Rori Kramer is the director of U.S. advocacy for American Jewish World Service. She is a former deputy assistant secretary of state and previously worked as a senior foreign policy adviser in the Senate.

On Thursday, just steps away from where the Declaration of Independence was signed, Secretary of State Mike Pompeo will unveil his views on human rights. Pompeo’s vision, supported by the work of his Commission on Unalienable Rights, is a partisan effort to roll back U.S. support for universal human rights. As a former State Department official, I fear some of the most marginalized people around the world will be worse off if Pompeo succeeds.

Pompeo created this commission last year, ostensibly to address his concerns about shortcomings in the international human rights system. That system can — and should — be strengthened. But Pompeo’s approach suggests that instead he seeks to reinterpret human rights within a narrow and highly partisan agenda. For the members of his commission he has selected a dozen conservative academics, moral philosophers and theologians, most of whom appear to have little to no practical experience with human rights. Pompeo has also kept the group’s work mostly private — in defiance of federal rules for public commissions and in spite of a lawsuit by public interest groups.

The commission was charged with bringing the role of human rights in U.S. diplomacy into closer conformity with our founding principles. Its final recommendation will likely pay lip service to these ideals. But the commission’s few open meetings suggest the group will almost certainly champion the religious liberty of right-wing conservatives over the rights of the many, specifically women and LGBTQI+ people. In a speech to a conservative political group last year, Pompeo remarked that he was confident the commission would elevate “this right to religious freedom, the most important freedom in many respects.”

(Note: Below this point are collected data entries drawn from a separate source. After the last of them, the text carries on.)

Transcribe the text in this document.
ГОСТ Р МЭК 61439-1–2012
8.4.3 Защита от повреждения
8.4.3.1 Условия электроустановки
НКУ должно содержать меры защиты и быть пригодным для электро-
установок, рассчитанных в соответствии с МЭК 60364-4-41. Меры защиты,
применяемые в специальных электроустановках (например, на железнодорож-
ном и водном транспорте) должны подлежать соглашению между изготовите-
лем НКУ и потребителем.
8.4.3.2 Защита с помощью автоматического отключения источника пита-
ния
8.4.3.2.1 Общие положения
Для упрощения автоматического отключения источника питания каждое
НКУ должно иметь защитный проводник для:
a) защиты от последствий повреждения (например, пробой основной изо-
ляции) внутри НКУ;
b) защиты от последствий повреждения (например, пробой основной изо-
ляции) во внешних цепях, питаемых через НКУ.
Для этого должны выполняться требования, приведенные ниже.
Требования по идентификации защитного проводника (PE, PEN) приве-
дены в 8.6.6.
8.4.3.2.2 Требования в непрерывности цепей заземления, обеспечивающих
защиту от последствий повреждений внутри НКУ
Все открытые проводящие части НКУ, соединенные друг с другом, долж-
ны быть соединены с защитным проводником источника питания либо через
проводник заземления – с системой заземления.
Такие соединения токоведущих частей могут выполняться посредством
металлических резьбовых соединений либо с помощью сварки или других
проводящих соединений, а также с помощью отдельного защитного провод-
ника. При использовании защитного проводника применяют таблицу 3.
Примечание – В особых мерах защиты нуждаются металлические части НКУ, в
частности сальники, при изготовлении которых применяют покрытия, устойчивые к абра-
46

When the United Nations adopted its foundational statement on rights in 1948, there’s a reason why they decided to call it the Universal Declaration of Human Rights. The authors made clear that the rights they enumerated applied to all human beings, regardless of origin or status. By the same token, the declaration pointedly declined to elevate certain rights over others, since its authors were all too aware that this opened the path to selective interpretations of its principles. Most of the fundamental texts of human rights since then have elaborated on the theme — such as the United Nations’s 1993 Vienna Declaration, which stated that all human rights are “universal, indivisible and interdependent and interrelated.”

Pompeo’s effort to redefine human rights correspondingly runs two serious risks.

First, purposefully confusing the individual freedom to worship with a state license to advance a particular religious agenda is a gross misreading of the United States’ founding document. Pompeo’s vision would weaken U.S. moral authority by redefining who is protected under U.S. foreign policy. We know from the public record that Pompeo’s conservative worldview downplays threats to the human rights of the world’s most vulnerable groups, such as women and LGBTQI+ people.

We have already seen Pompeo’s State Department remove references to sexual and reproductive health from international resolutions and statements, as well as from the work of the department itself. And he has dramatically expanded the global gag rule, the draconian policy which prohibits foreign organizations receiving U.S. funding from providing any kind of information, referrals or services about abortion.

Second, other governments and enemies of human rights will cite the commission’s declaration to deny whatever rights they find domestically inconvenient. Governments in countries such as Brazil, Hungary, Poland and Russia have already used the defense of religion as an excuse to restrict civil liberties, and the commission’s conclusions could end up legitimizing such trends.

Meanwhile, authoritarian governments such as China and Iran will use Pompeo’s approach to accuse the United States of promoting only those rights that it finds convenient. Peter Berkowitz, the commission’s executive secretary, has dismissed such concerns as “naive.” Yet Berkowitz’s argument, which insists that a country should be allowed to interpret human rights in accordance with its “national traditions,” could have been written in Beijing. This argument effectively makes the violation of some human rights acceptable, no matter who makes it.

There are those (such as Berkowitz) who shrug off such concerns, arguing that despots will do what they do regardless of U.S. statements. Yet words matter. Our own founding documents, including the Declaration of Independence and the Constitution, are “just words” in the end. Their dismissal misses the crucial point: Any effort by Pompeo and his commission to restrict universal human rights brings us a step closer to the actions of those pariah countries they have criticized.

Given the commission’s low profile so far, it’s difficult to know precisely what its conclusions will be. The commission may well couch its findings in vague and reassuring language. But champions of the right to life, liberty and the pursuit of happiness will be well-advised to keep careful watch on how Pompeo and his allies choose to apply the new principles to the State Department’s internal workings and U.S. foreign policy more broadly.

The United States was — and must continue to be — dedicated to the proposition that unalienable rights are universal. They need no national interpretation.